The ruling has prompted a number of organizations and members of Congress to renew their campaign for passage of the Equality Act (HR 5), which would codify the court’s ground-breaking decision to prohibit employers from discriminating against workers on the basis of their sexual orientation or gender identity under Title VII of the Civil Rights Act of 1964. The bill would also extend these and other protections to numerous other federal laws.
A joint letter this week from nearly half of the US Senate to Majority Leader Mitch McConnell, R-KY, urges an immediate vote on the bill. The measure cleared the House last summer but currently remains in limbo in the Republican-controlled Senate and seems unlikely to pass. Prospects for the legislation could brighten next year if Democrats win the White House and control of the Senate in November, though Senate approval would still be far from assured.
Competing legislation introduced by House Republicans, the Fairness for All Act (HR 5331) would add LGBTQ protections to federal anti-discrimination law while preserving exemptions for religious organizations and certain small businesses whose owners are religious. Offered as a compromise, the bill has been criticized by social conservatives for going too far and by LGBTQ rights advocates for not going far enough.

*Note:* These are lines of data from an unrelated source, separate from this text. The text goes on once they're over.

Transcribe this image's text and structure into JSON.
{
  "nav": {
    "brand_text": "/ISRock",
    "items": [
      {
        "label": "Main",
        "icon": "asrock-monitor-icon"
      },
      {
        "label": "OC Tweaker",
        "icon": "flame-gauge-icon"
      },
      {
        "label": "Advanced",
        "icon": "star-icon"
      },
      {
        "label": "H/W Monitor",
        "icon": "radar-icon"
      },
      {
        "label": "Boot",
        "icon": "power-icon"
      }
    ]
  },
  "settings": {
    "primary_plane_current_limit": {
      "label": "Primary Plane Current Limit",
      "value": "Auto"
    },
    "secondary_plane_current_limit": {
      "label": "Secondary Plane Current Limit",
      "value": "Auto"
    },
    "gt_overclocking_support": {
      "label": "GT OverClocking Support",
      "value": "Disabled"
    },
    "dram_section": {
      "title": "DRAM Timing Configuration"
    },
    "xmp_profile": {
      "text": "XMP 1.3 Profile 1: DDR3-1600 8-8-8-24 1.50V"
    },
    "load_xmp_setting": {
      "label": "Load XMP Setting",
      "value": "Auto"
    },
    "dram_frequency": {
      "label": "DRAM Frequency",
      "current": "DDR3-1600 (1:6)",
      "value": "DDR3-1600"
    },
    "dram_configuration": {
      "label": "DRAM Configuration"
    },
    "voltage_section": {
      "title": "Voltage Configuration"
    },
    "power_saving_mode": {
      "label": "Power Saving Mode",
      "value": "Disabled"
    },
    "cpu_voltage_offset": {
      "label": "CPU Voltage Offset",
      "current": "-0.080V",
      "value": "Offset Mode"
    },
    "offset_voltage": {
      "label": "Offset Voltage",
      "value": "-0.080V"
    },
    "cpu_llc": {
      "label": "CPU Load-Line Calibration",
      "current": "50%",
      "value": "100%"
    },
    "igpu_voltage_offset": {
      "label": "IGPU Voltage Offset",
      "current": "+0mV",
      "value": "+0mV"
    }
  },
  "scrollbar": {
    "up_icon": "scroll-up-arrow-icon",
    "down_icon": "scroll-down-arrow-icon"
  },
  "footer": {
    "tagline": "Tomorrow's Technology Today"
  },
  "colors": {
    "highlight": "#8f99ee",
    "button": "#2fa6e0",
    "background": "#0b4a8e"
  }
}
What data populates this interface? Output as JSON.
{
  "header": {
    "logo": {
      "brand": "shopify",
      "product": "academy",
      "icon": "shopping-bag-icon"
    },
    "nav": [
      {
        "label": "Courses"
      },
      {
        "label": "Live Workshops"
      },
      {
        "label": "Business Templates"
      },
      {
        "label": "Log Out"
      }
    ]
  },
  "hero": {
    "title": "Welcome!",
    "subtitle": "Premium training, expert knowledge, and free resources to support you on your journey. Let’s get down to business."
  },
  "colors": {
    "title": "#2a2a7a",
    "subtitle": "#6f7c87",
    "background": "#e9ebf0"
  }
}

The House-passed Equality Act would forbid employers from using the Religious Freedom Restoration Act of 1993 (RFRA) as a defense. Supreme Court Justice Neil Gorsuch, writing for the majority on Monday, noted that the court was not addressing a number of issues in the ruling and signaled that RFRA could affect Title VII LGBTQ employee protections in certain cases if they clashed with an employer’s religious convictions.
“[H]ow these doctrines protecting religious liberty interact with Title VII are questions for future cases . . .” Gorsuch wrote.
Conservative Justice Samuel Alito in his dissent (joined by Justice Clarence Thomas) also foreshadowed that the majority opinion could intensify legal battles over when employers and insurers must cover and doctors must provide gender affirmation care. These situations could present "difficult religious liberty issues" for those with strongly held beliefs, Alito wrote.
The Supreme Court’s ruling is also set to inflame the legal fight over a final Affordable Care Act Section 1557 regulation issued by the Trump Administration last Friday that rolls back prior agency rules protecting transgender individuals against discrimination by health plans and medical providers. The ACA established broad civil rights protections in health care, barring discrimination based on race, color, national origin, sex, age or disability in “any health program or activity” that receives federal financial assistance.
The Obama administration interpreted the provision about sex discrimination to include discrimination on the basis of “gender identity.” Under the original 2016 rule, health care providers and insurers receiving federal funds would have been required to provide and cover medically appropriate treatment for transgender patients. The Obama rule has been tied up in litigation for several years, and the Trump administration has declined to enforce it, citing a Texas federal district court ruling (Franciscan Alliance v. Burwell, No. 7:16-CV-108).
The ACLU and other organizations had already vowed to sue the Trump administration over its new rule eliminating transgender protections, and they're likely to seize on Monday's decision to build their case.